Lo encuentran en casa de una anciana, a la puerta de cuya casa llaman a hora bien intempestiva. "Recibe, le dice Félix, este sagrado depósito que te entregan mis manos, testigos sólo las estrellas". Lo acepta ella gozosa. Máximo bendice conmovido a Félix, que se va a la ciudad para consolar a los cristianos de Nola. 

En cuanto reapareció, su celo exasperó de tal manera a los paganos, que decidieron tomarle preso nuevamente; pero el cielo no permitió que le reconocieran al verle. Sus perseguidores le preguntaron dónde se encontraba Félix, a lo cual el santo dio una respuesta evasiva. Los enemigos cayeron pronto en la cuenta de su error y volvieron al sitio en el que le habían visto; pero ya para entonces, Félix había tenido tiempo de introducirse en un muro cercano, a través de un agujero que se cubrió milagrosamente de telarañas en cuanto el santo pasó. Sus perseguidores, sin sospechar siquiera que Félix se hallaba detrás de la espesa red de telarañas, se retiraron vencidos, después de una búsqueda infructuosa. Félix descubrió un pozo medio seco, entre dos casas en ruinas, y se ocultó en él durante seis meses. Una devota cristiana se encargó de traerle alimentos. Cuando la paz se restableció en la Iglesia. Félix salió de su escondite y fue recibido con gran gozo en la ciudad.

A la muerte de San Máximo, se quería que él fuera Obispo, pero el santo convenció a la gente en cuanto a seleccionar a otra persona, un superior suyo en el sacerdocio. Félix rechazó volver a tener sus posesiones, las que habían sido confiscadas durante la persecución. Para su subsistencia rentó tres acres de tierra, la cual trabajaba con sus propias manos. 

Todo lo que quedaba, lo daba a los pobres, y si tenía dos abrigos, invariablemente, él daba el mejor de ellos. Vivió hasta avanzada edad y murió en el año 260.

Había pasado ya más de un siglo desde su muerte, cuando Paulino, distinguido senador romano, se estableció en Nola y fue elegido Obispo de dicha ciudad. Paulino atestigua que una gran multitud de peregrinos acudía de Roma y de otras ciudades aún más distantes, a celebrar la fiesta del santo, en su santuario. 

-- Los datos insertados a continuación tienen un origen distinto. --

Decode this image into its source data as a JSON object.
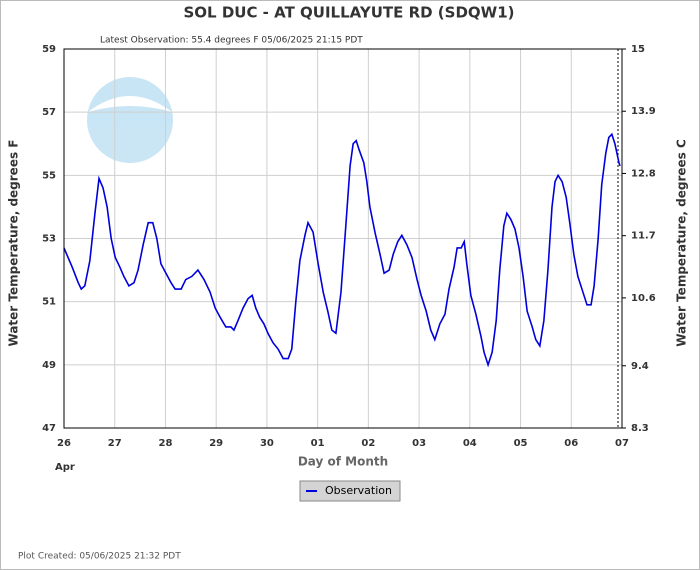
{
  "chart_data": {
    "type": "line",
    "title": "SOL DUC - AT QUILLAYUTE RD  (SDQW1)",
    "subtitle": "Latest Observation: 55.4 degrees F 05/06/2025 21:15 PDT",
    "ylabel": "Water Temperature, degrees F",
    "y2label": "Water Temperature, degrees C",
    "xlabel": "Day of Month",
    "x_annotation": "Apr",
    "footer": "Plot Created: 05/06/2025 21:32 PDT",
    "grid": true,
    "xlim": [
      0,
      11
    ],
    "xticks": [
      {
        "value": 0,
        "label": "26"
      },
      {
        "value": 1,
        "label": "27"
      },
      {
        "value": 2,
        "label": "28"
      },
      {
        "value": 3,
        "label": "29"
      },
      {
        "value": 4,
        "label": "30"
      },
      {
        "value": 5,
        "label": "01"
      },
      {
        "value": 6,
        "label": "02"
      },
      {
        "value": 7,
        "label": "03"
      },
      {
        "value": 8,
        "label": "04"
      },
      {
        "value": 9,
        "label": "05"
      },
      {
        "value": 10,
        "label": "06"
      },
      {
        "value": 11,
        "label": "07"
      }
    ],
    "ylim": [
      47,
      59
    ],
    "yticks": [
      47,
      49,
      51,
      53,
      55,
      57,
      59
    ],
    "y2lim": [
      8.3,
      15
    ],
    "y2ticks": [
      8.3,
      9.4,
      10.6,
      11.7,
      12.8,
      13.9,
      15
    ],
    "x": [
      0,
      0.16,
      0.28,
      0.34,
      0.41,
      0.51,
      0.61,
      0.69,
      0.77,
      0.85,
      0.93,
      1.01,
      1.1,
      1.18,
      1.28,
      1.38,
      1.46,
      1.56,
      1.66,
      1.75,
      1.83,
      1.91,
      2.01,
      2.11,
      2.19,
      2.31,
      2.4,
      2.52,
      2.64,
      2.76,
      2.88,
      2.98,
      3.08,
      3.19,
      3.29,
      3.35,
      3.43,
      3.53,
      3.63,
      3.71,
      3.78,
      3.86,
      3.94,
      4.02,
      4.12,
      4.22,
      4.32,
      4.42,
      4.49,
      4.57,
      4.65,
      4.75,
      4.81,
      4.91,
      5.01,
      5.11,
      5.2,
      5.28,
      5.36,
      5.46,
      5.56,
      5.64,
      5.7,
      5.76,
      5.82,
      5.91,
      5.97,
      6.03,
      6.13,
      6.23,
      6.31,
      6.41,
      6.49,
      6.58,
      6.66,
      6.76,
      6.86,
      6.96,
      7.04,
      7.14,
      7.23,
      7.31,
      7.41,
      7.51,
      7.59,
      7.69,
      7.75,
      7.83,
      7.89,
      7.94,
      8.02,
      8.12,
      8.22,
      8.28,
      8.36,
      8.44,
      8.52,
      8.59,
      8.67,
      8.73,
      8.81,
      8.89,
      8.97,
      9.05,
      9.13,
      9.23,
      9.3,
      9.38,
      9.46,
      9.54,
      9.62,
      9.68,
      9.74,
      9.82,
      9.9,
      9.97,
      10.05,
      10.13,
      10.23,
      10.31,
      10.39,
      10.45,
      10.53,
      10.6,
      10.68,
      10.74,
      10.8,
      10.86,
      10.94,
      10.96
    ],
    "series": [
      {
        "name": "Observation",
        "color": "#0000dd",
        "values": [
          52.7,
          52.1,
          51.6,
          51.4,
          51.5,
          52.3,
          53.8,
          54.9,
          54.6,
          54,
          53,
          52.4,
          52.1,
          51.8,
          51.5,
          51.6,
          52,
          52.8,
          53.5,
          53.5,
          53,
          52.2,
          51.9,
          51.6,
          51.4,
          51.4,
          51.7,
          51.8,
          52,
          51.7,
          51.3,
          50.8,
          50.5,
          50.2,
          50.2,
          50.1,
          50.4,
          50.8,
          51.1,
          51.2,
          50.8,
          50.5,
          50.3,
          50,
          49.7,
          49.5,
          49.2,
          49.2,
          49.5,
          51,
          52.3,
          53.1,
          53.5,
          53.2,
          52.2,
          51.3,
          50.7,
          50.1,
          50,
          51.3,
          53.5,
          55.3,
          56,
          56.1,
          55.8,
          55.4,
          54.8,
          54,
          53.2,
          52.5,
          51.9,
          52,
          52.5,
          52.9,
          53.1,
          52.8,
          52.4,
          51.7,
          51.2,
          50.7,
          50.1,
          49.8,
          50.3,
          50.6,
          51.4,
          52.1,
          52.7,
          52.7,
          52.9,
          52.2,
          51.2,
          50.6,
          49.9,
          49.4,
          49,
          49.4,
          50.4,
          52,
          53.4,
          53.8,
          53.6,
          53.3,
          52.7,
          51.8,
          50.7,
          50.2,
          49.8,
          49.6,
          50.4,
          52,
          54,
          54.8,
          55,
          54.8,
          54.3,
          53.5,
          52.5,
          51.8,
          51.3,
          50.9,
          50.9,
          51.5,
          53,
          54.7,
          55.7,
          56.2,
          56.3,
          56,
          55.4,
          55.3
        ]
      }
    ]
  }
}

El mismo testigo añade que todos llevaban algún regalo a la iglesia, como, por ejemplo, cirios para adornar la tumba de Félix, pero que él había escogido ofrecer al santo el humilde homenaje de su predicación y de su corazón. Paulino expresa su devoción en los términos más fervorosos y piensa que todas las gracias que ha recibido del cielo se deben a la intercesión de San Félix. Describe las pinturas del Antiguo Testamento que adornaban el santuario, y que eran como libros que los iletrados podían comprender. Los versos del santo Obispo reflejan su entusiasmo. 

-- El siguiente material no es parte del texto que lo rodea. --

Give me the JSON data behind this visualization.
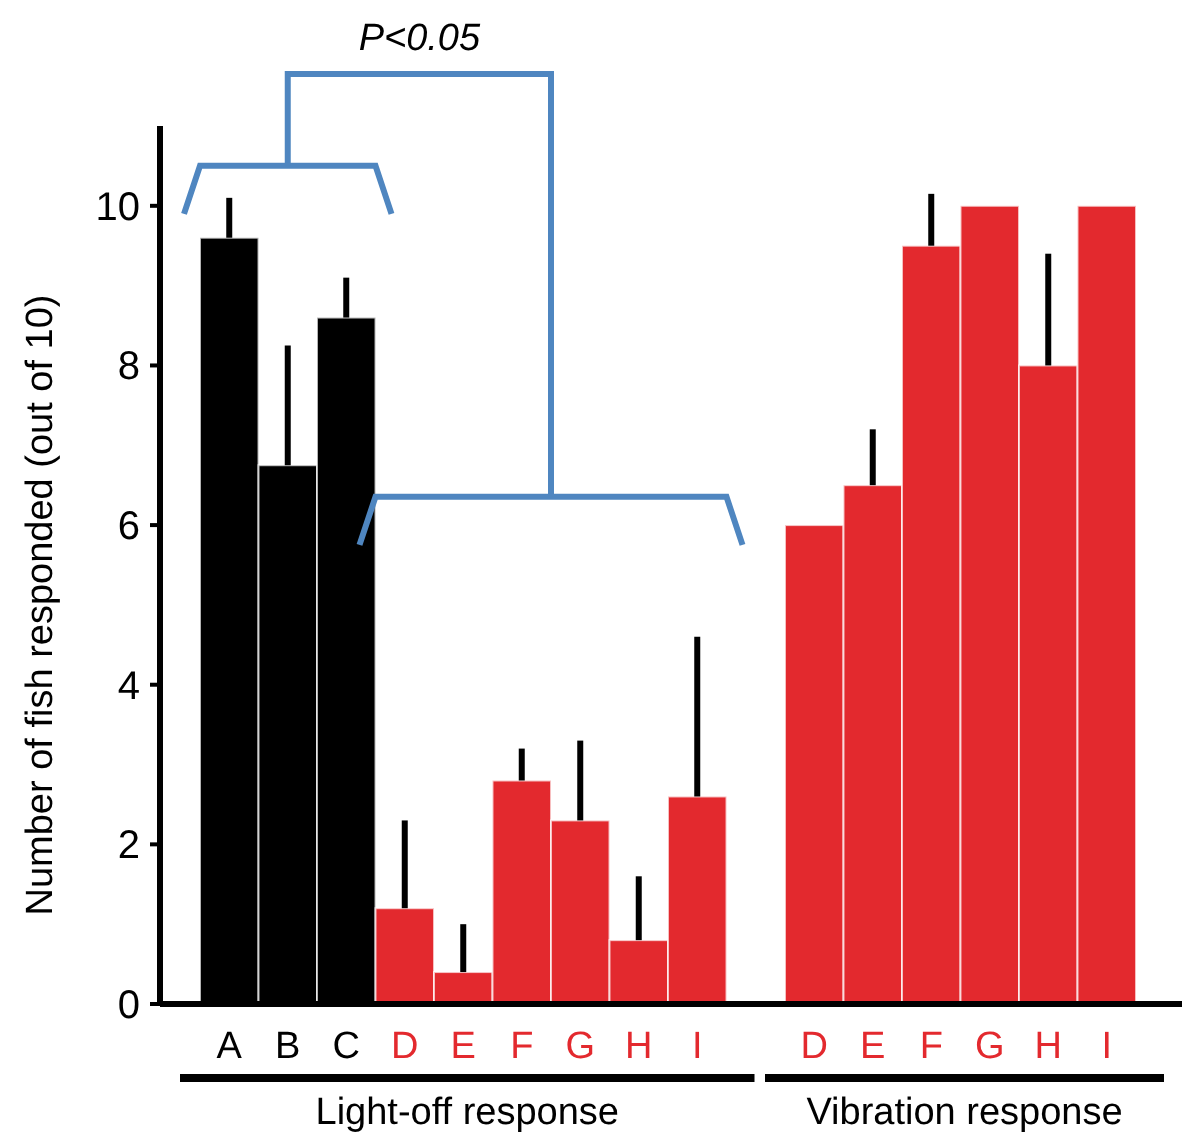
{
  "chart_data": {
    "type": "bar",
    "ylabel": "Number of fish responded (out of 10)",
    "categories": [
      "A",
      "B",
      "C",
      "D",
      "E",
      "F",
      "G",
      "H",
      "I",
      null,
      "D",
      "E",
      "F",
      "G",
      "H",
      "I"
    ],
    "values": [
      9.6,
      6.75,
      8.6,
      1.2,
      0.4,
      2.8,
      2.3,
      0.8,
      2.6,
      null,
      6.0,
      6.5,
      9.5,
      10,
      8,
      10
    ],
    "colors": [
      "#000000",
      "#000000",
      "#000000",
      "#e3292e",
      "#e3292e",
      "#e3292e",
      "#e3292e",
      "#e3292e",
      "#e3292e",
      null,
      "#e3292e",
      "#e3292e",
      "#e3292e",
      "#e3292e",
      "#e3292e",
      "#e3292e"
    ],
    "errors": [
      [
        9.6,
        10.1
      ],
      [
        6.75,
        8.25
      ],
      [
        8.6,
        9.1
      ],
      [
        1.2,
        2.3
      ],
      [
        0.4,
        1.0
      ],
      [
        2.8,
        3.2
      ],
      [
        2.3,
        3.3
      ],
      [
        0.8,
        1.6
      ],
      [
        2.6,
        4.6
      ],
      null,
      null,
      [
        6.5,
        7.2
      ],
      [
        9.5,
        10.15
      ],
      null,
      [
        8,
        9.4
      ],
      null
    ],
    "ylim": [
      0,
      11
    ],
    "yticks": [
      0,
      2,
      4,
      6,
      8,
      10
    ],
    "grid": false,
    "annotations": [
      "P<0.05",
      "Light-off response",
      "Vibration response"
    ]
  }
}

Refiere igualmente un gran número de milagros obrados en la tumba de San Félix, así como curaciones instantáneas y salvaciones de graves peligros. Afirma que él mismo fue testigo ocular de alguno de esos prodigios y declara que nunca recurrió a la intercesión del santo, sin recibir socorro inmediato. También San Agustín nos dejó una narración de los milagros obrados en el santuario de San Félix. En aquella época, no estaba permitido enterrar a los muertos dentro de los muros de la ciudad. Como la iglesia de San Félix se hallaba fuera de las murallas de Nola, muchos cristianos pedían ser sepultados en ella para que su fe y devoción les conservaran bajo la protección del santo, aun después de la muerte. San Paulino consultó el caso con San Agustín, quien le respondió en su obra sobre "El cuidado de los muertos," en la que demuestra que la fe y devoción de quienes querían ser sepultados en la iglesia de San Félix no era inútil, pues ahí participarían del fruto de las buenas obras de los peregrinos.

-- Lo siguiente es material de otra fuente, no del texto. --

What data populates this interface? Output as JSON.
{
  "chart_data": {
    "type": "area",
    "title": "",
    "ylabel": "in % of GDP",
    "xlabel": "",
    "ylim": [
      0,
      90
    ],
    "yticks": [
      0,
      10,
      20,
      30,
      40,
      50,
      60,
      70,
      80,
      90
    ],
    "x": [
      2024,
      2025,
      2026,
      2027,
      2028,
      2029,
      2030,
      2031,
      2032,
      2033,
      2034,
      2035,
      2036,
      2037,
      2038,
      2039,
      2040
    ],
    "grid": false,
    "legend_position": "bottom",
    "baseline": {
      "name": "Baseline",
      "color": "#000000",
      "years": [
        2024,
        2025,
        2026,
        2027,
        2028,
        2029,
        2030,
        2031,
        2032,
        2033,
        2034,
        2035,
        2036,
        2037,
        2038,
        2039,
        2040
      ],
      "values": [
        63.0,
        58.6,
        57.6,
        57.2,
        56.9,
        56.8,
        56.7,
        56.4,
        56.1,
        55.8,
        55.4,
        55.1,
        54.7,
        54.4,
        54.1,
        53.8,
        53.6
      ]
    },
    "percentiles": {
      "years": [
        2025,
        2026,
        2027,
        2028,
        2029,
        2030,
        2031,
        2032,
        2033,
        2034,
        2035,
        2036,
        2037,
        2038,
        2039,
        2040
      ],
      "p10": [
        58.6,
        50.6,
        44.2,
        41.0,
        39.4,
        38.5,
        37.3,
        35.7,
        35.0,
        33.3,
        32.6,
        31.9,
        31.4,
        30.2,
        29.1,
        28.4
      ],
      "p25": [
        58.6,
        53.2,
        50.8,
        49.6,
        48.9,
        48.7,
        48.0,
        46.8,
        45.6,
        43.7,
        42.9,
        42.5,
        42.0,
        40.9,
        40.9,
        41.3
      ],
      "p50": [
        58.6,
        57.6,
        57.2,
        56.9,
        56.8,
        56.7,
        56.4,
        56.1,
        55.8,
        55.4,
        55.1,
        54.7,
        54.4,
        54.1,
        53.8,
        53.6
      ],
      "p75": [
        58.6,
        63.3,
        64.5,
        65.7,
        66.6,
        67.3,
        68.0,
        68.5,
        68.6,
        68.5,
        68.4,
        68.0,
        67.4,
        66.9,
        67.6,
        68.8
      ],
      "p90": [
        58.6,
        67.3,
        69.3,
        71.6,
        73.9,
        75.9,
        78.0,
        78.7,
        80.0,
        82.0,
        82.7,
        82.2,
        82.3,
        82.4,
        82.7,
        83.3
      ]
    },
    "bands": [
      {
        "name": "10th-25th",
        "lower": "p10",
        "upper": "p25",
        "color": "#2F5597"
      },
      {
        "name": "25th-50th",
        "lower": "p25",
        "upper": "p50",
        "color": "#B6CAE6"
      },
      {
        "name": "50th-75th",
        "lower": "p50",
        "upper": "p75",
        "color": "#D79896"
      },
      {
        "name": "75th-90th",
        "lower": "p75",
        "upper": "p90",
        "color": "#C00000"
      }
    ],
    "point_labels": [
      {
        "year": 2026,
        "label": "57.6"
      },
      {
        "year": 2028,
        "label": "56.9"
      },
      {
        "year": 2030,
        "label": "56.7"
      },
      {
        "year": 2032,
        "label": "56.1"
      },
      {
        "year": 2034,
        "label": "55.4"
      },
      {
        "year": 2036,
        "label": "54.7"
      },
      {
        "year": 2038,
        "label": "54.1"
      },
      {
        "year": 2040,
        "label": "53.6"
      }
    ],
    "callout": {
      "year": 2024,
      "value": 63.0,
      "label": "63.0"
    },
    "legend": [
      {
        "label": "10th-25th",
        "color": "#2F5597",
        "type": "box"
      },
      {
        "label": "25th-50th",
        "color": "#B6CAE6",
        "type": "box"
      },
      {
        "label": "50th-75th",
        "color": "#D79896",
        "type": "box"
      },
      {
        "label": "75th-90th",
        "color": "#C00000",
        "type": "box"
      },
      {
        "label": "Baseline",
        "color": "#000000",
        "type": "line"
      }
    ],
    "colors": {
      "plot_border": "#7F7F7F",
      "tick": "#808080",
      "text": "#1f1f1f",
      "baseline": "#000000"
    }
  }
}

Aunque no murió de manera violenta, es reconocido como mártir por los numerosos sufrimientos que pasó durante su vida. Su cuerpo fue ocultado en la basílica de Cimitile y su sepulcro se convirtió en lugar de peregrinación: su tumba fue llamada «Ara Veritatis», porque se decía que podía indicar si el testimonio que se daba era verdadero. En Roma le fue consagrada una basílica.


                               Basílica paleocristiana de Cimitile: ahora tumba de Félix de Nola.